Livingstone told Mrs Foot he would kill the children and Ms Webb with the back of an axe before taking an overdose of sleeping pills, Mrs Foot told the court.

He planned to gather the family together into bed before setting fire to the family home.

She passed the information on to police but they did not take it seriously or treat it as a threat, as it was hearsay, she said.

Robin Bates QC, counsel for police, questioned whether Mrs Foot had called police about the threat and passed the information on.

''I don't know the date that I talked to police, whether it was the 8th [of August] or earlier or later, but I definitely made the call,'' Mrs Foot said.

Erin Kealey, a Corrections officer and co-worker of Livingstone, detailed changes to Livingstone's personality.

His manner had changed in early 2013 and, after his separation from Ms Webb, he experienced ''dramatic weight loss'', she said.

''He would shake all the time; he was on medication, which he felt was contributing to what he was feeling.''

Issues, such as the death of his dog, left him unable to cope emotionally, she said.

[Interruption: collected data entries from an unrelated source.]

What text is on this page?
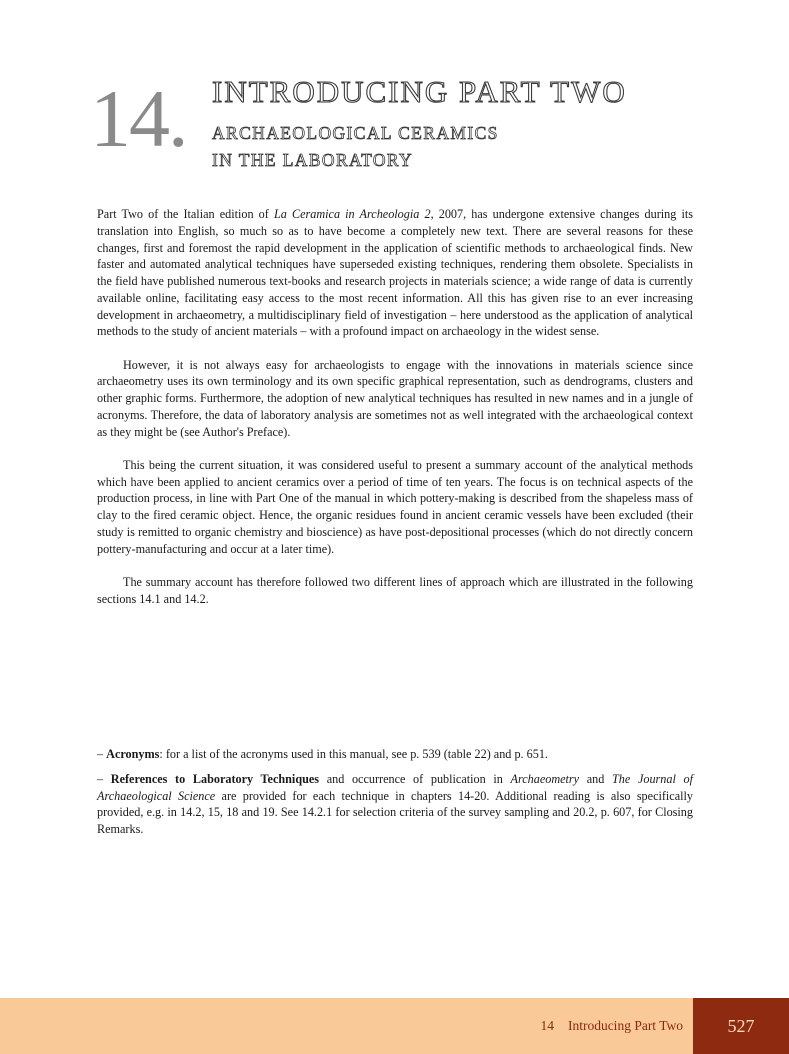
14. INTRODUCING PART TWO
ARCHAEOLOGICAL CERAMICS
IN THE LABORATORY

Part Two of the Italian edition of La Ceramica in Archeologia 2, 2007, has undergone extensive changes during its translation into English, so much so as to have become a completely new text. There are several reasons for these changes, first and foremost the rapid development in the application of scientific methods to archaeological finds. New faster and automated analytical techniques have superseded existing techniques, rendering them obsolete. Specialists in the field have published numerous text-books and research projects in materials science; a wide range of data is currently available online, facilitating easy access to the most recent information. All this has given rise to an ever increasing development in archaeometry, a multidisciplinary field of investigation – here understood as the application of analytical methods to the study of ancient materials – with a profound impact on archaeology in the widest sense.

However, it is not always easy for archaeologists to engage with the innovations in materials science since archaeometry uses its own terminology and its own specific graphical representation, such as dendrograms, clusters and other graphic forms. Furthermore, the adoption of new analytical techniques has resulted in new names and in a jungle of acronyms. Therefore, the data of laboratory analysis are sometimes not as well integrated with the archaeological context as they might be (see Author's Preface).

This being the current situation, it was considered useful to present a summary account of the analytical methods which have been applied to ancient ceramics over a period of time of ten years. The focus is on technical aspects of the production process, in line with Part One of the manual in which pottery-making is described from the shapeless mass of clay to the fired ceramic object. Hence, the organic residues found in ancient ceramic vessels have been excluded (their study is remitted to organic chemistry and bioscience) as have post-depositional processes (which do not directly concern pottery-manufacturing and occur at a later time).

The summary account has therefore followed two different lines of approach which are illustrated in the following sections 14.1 and 14.2.

– Acronyms: for a list of the acronyms used in this manual, see p. 539 (table 22) and p. 651.

– References to Laboratory Techniques and occurrence of publication in Archaeometry and The Journal of Archaeological Science are provided for each technique in chapters 14-20. Additional reading is also specifically provided, e.g. in 14.2, 15, 18 and 19. See 14.2.1 for selection criteria of the survey sampling and 20.2, p. 607, for Closing Remarks.

14 Introducing Part Two	527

Many of the witnesses spoke about how Livingstone blamed his actions and thoughts on antidepressant and smoking cessation drug Zyban.

Earlier, the court heard how Livingstone had presented bullet casings to his children as a gift in the months before the killings.

Ms Webb said she felt it was a message to her and it frightened her to know Livingstone had access to firearms.

She also believed Livingstone might have slashed her car's tyre.

Those incidents were outlined during Ms Webb's emotional and harrowing testimony.

Ms Webb detailed how Livingstone had cancelled her house and car insurance and contacted a real estate agent to put the house on the market - all without consulting her.

At times, Ms Webb choked back tears.

Mr Foot told the court Mr Livingstone had sent him a text message hours before the killings, saying ''look after yourself karma will get Kath''.

Mr Foot confronted Mr Livingstone as the shooting unfolded and was himself fired at.

Judge Marshall said Mr Foot was an ''extremely brave man'' for putting the children's safety before his own that night.

The hearing is set down to conclude on Friday.